Sample Interview Questions

Most sellers have only one opportunity to sell a company in their lifetime, so you need to make sure you are performing sufficient due diligence on the advisor you are selecting.  When interviewing an advisor, consider questions regarding the team that will be working with you, the extent and degree of their marketing efforts, their knowledge of your channel, and how fees are calculated and earned. Consider asking the following questions:

Team:

  1. Who will be working on the engagement? Roles?
  2. What credentials/certifications does the advisor hold, if any?
  3. How many transactions have they closed over the past 24 months in this industry?
  4. What was the range of revenue of the companies they represented? Largest, smallest?
  5. What were the range of multiples for companies similar to yours?
  6. Have they sold companies that you have heard of and are they willing to allow you to speak to those former owners as a reference?
  7. How many were unsuccessful and why?
  8. MORE IMPORTANTLY, can you speak to someone they represented and failed to sell?
  9. Are they willing to travel to meet you in person (the larger your revenue, the more likely this will be granted)?

Marketing

  1. Do they already have a list of buyers in mind? If so, how many?
  2. Of this list, what percentage of buyers do they anticipate will review your Confidential Information Memorandum (CIM) or Blind Profile (i.e. what conversion rate do they expect)?
  3. How many buyers will they speak with on the phone vs. email?
  4. Do they know both strategic and financial buyers?
  5. How many of these are currently in the technology industry?
  6. What is their detailed marketing approach?  What happens each week? How do they involve you in this process?
  7. What will they be preparing on your behalf? Do they have examples to show you?
  8. Is there a sample solicitation letter and/or seller profile they can share with you?
  9. How will a “do not market to” list be handled?
  10. What are the ramifications of accidentally marketing to someone on this list?
  11. Can they provide an example of the reporting you will receive on buyer contacts?

Fees

  1. What are the terms of the engagement: Is there a retainer? Is there a monthly fee? If so, how much?
  2. How is the success fee calculated and what are the percentages being used at different levels? Ask for an example calculation.
  3. What is their minimum success fee?
  4. Can the retainer or monthly fees offset the success fee? (This can be negotiated if not written into the agreement.)
  5. How are earn-outs and other deferred compensation handled in the success fee?  Are they paid at close or as paid subsequently?
  6. If fees on earn-outs are paid at close, are they discounted at NPV?
  7. What is the tail period of the engagement – if you disengage, how long will you continue or on what terms are you obligated to continue to pay them a success fee?
  8. How are carve-outs handled (in other words, people who you have already approached in the past)?
  9. What happens if you sell to one of these carve-outs? Are you still obligated to pay a fee?
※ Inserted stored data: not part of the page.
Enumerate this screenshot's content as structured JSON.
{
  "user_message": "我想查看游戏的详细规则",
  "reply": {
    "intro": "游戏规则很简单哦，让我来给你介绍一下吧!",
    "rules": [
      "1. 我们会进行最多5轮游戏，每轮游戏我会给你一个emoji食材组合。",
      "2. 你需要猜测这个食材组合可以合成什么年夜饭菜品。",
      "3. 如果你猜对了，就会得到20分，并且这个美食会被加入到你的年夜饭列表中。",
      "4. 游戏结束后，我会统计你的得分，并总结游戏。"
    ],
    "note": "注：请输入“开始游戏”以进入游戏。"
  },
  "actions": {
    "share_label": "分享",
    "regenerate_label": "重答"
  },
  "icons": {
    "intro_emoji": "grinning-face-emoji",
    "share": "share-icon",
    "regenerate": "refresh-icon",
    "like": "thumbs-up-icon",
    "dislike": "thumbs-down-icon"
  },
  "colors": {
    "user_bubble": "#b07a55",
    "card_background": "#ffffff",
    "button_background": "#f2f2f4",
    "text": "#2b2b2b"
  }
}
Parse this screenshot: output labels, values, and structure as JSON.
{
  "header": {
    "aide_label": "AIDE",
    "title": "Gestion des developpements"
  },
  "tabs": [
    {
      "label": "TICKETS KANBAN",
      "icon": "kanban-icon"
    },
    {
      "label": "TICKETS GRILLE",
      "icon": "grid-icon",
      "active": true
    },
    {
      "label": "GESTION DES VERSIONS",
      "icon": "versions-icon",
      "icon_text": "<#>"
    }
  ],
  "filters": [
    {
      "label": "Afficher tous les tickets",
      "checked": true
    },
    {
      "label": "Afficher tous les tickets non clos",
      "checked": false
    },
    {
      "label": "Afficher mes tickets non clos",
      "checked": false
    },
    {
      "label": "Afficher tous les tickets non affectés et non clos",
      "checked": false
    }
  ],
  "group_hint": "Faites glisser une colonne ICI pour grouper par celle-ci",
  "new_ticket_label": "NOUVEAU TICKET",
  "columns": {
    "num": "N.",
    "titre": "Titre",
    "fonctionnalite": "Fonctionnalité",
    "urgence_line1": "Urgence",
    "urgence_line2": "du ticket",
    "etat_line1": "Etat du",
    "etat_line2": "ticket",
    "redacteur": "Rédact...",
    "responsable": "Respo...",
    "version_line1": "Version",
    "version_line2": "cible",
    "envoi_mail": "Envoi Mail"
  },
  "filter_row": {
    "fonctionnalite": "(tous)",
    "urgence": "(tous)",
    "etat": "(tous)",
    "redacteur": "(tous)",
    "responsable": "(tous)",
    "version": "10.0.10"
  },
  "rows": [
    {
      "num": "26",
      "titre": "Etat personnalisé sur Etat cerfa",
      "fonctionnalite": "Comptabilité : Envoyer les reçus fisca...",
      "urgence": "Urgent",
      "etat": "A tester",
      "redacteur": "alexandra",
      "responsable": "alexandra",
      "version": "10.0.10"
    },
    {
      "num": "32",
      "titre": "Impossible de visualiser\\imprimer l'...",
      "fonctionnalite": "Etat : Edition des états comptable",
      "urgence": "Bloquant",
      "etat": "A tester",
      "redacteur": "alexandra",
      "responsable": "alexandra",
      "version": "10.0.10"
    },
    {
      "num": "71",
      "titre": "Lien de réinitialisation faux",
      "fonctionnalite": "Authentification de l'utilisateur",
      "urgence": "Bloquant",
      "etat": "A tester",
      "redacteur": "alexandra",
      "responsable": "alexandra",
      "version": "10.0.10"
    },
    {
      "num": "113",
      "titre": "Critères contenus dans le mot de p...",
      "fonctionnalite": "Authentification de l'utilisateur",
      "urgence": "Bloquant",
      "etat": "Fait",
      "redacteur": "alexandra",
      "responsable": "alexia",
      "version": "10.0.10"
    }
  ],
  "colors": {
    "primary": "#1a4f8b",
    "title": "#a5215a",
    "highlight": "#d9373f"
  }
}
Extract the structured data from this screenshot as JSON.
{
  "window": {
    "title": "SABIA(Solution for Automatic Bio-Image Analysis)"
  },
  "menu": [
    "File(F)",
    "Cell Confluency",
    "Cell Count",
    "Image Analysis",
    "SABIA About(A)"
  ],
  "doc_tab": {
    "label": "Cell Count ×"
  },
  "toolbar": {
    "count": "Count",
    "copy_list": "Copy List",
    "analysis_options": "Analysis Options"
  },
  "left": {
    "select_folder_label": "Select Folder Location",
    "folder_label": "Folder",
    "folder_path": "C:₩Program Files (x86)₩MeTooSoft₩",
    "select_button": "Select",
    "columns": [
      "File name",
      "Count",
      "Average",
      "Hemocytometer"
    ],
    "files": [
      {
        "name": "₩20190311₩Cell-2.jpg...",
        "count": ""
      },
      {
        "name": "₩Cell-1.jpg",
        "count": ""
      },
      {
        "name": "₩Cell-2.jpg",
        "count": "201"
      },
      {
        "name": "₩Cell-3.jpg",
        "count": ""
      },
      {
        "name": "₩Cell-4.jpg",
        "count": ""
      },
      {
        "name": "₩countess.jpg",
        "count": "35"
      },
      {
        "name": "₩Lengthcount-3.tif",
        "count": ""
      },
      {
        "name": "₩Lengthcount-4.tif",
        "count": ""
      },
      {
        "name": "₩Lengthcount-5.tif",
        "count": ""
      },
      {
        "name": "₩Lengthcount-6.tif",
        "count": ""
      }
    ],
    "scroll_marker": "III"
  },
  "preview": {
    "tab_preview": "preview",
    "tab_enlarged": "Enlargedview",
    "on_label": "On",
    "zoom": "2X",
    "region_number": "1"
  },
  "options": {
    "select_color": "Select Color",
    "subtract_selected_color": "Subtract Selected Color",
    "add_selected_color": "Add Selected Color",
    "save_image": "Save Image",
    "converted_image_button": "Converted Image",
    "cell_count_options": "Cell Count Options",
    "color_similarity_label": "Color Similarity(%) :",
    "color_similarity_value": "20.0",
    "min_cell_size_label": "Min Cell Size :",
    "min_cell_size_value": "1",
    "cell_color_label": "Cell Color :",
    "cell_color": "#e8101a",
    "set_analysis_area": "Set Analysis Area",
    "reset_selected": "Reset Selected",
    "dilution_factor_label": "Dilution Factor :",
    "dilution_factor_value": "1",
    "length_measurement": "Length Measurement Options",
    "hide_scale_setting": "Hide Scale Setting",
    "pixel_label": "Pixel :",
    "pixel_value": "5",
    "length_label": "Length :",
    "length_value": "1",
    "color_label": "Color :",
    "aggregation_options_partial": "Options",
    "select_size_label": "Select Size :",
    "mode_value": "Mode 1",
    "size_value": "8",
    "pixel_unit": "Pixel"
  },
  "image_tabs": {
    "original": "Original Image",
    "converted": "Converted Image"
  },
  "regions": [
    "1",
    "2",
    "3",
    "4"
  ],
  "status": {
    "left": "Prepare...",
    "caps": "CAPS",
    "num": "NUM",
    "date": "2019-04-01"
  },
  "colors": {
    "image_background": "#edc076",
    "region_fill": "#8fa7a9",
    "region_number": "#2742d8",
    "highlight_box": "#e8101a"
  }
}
A download of this checklist can be found here.

  1 Most companies in the lower middle market (firms with annual revenue less than $250M) will use an M&A advisor instead of an investment banker, who usually services larger private and publicly traded companies. A business broker works with smaller sellers who usually sell to individual buyers versus a corporation or private equity firm.  Business brokers typically work with companies that sell for less than $2M. Unlike an M&A advisor or investment banker, a business broker does not consult extensively with the company owners to prepare them for sale, and usually performs not much more than listing them on a number of small business websites featuring companies for sale.